| Measure | Ingredient |
|---|---|
| 1½ cup | Long grain white rice |
| 3 tablespoons | Corn oil |
| 2 | Onions, cut in half, sliced |
| 2 smalls | Fresh green chilies, seeded, chopped |
| 1 | Pork tenderloin, diced (6oz) |
| 1 | Skinned chicken breast (6oz) |
| 1 teaspoon | Paprika |
| 2 tablespoons | Light soy sauce |
| 4 ounces | Cooked peeled medium shrimp, thawed if frozen |
| Salt to taste | |
| 1 | Egg |
| 1 teaspoon | Cold water |
| 1½ teaspoon | Butter |
| Shrimp crackers |
Cook rice in boiling, salted water 12 minutes. Drain and rinse well, then drain again. Heat oil in a large skillet. Add onions, garlic and chilies and fry 2 minutes. Add pork and chicken and fry gently 10 minutes until cooked.
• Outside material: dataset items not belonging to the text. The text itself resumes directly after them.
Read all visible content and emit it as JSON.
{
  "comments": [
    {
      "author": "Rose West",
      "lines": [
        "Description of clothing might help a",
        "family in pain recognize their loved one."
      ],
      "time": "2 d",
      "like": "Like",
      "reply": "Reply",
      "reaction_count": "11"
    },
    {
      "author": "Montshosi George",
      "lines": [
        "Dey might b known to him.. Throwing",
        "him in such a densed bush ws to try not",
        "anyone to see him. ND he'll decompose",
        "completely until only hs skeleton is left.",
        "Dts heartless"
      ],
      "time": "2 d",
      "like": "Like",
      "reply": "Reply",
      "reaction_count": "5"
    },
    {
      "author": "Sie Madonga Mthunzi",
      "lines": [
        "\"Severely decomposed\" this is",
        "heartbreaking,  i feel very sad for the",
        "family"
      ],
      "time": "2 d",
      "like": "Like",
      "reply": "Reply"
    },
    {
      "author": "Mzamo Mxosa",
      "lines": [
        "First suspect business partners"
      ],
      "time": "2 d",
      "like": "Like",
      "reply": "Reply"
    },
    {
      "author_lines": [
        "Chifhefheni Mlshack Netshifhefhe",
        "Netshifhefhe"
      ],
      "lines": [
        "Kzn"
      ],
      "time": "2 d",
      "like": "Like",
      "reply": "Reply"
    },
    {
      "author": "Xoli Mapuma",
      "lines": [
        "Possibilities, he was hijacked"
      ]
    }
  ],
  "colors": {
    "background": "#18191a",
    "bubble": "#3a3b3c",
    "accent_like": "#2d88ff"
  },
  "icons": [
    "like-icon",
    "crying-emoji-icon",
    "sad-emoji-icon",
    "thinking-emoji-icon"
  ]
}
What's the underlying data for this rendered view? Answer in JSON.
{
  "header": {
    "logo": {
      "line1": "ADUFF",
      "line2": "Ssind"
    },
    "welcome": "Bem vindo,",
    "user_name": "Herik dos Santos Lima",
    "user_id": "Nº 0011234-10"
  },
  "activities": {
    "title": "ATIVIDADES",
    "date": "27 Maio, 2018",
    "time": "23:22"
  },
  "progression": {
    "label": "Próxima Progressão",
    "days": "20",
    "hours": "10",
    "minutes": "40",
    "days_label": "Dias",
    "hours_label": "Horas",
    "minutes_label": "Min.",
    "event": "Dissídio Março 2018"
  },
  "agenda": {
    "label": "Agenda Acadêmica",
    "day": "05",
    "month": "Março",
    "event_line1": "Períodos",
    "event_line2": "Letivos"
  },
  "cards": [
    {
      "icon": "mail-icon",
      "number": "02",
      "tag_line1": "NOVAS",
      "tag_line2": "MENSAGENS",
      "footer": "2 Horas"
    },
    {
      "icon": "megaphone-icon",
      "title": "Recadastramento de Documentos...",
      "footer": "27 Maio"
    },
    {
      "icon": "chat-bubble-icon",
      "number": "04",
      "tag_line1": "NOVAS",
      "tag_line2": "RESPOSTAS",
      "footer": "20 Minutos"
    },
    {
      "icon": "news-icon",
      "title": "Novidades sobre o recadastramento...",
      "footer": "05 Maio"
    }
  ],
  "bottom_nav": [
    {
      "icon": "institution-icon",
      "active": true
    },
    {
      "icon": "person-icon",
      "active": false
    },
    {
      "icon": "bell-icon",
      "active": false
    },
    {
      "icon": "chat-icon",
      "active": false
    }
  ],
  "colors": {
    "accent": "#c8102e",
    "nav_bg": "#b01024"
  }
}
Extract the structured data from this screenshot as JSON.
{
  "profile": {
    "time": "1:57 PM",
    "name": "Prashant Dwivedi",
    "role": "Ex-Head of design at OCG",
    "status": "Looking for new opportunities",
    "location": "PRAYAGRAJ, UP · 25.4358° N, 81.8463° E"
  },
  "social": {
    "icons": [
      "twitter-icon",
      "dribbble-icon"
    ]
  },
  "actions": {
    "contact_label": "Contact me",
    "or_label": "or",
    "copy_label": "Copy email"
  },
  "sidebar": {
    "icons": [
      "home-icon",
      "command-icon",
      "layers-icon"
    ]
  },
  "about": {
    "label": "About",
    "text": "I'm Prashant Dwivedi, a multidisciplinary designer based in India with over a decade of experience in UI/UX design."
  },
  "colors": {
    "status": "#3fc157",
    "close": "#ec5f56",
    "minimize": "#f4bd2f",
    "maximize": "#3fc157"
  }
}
Add rice, chili powder, paprika, soy sauce and shrimp and cook 5-6 minutes or until piping hot, stirring constantly.
Season with salt.
Turn mixture into a warm serving dish and keep warm while preparing omelette topping. Whisk egg with cold water. Melt butter in a skillet. Add egg mixture and swirl skillet to give a thin, even mixture. Cook over gentle heat 2-3 minutes or until egg mixture is set and lightly golden underneath. Turn omelette out onto a flat surface. Roll up and cut in slices. Arrange slices of omelette on top of rice mixture. Serve hot with shrimp crackers.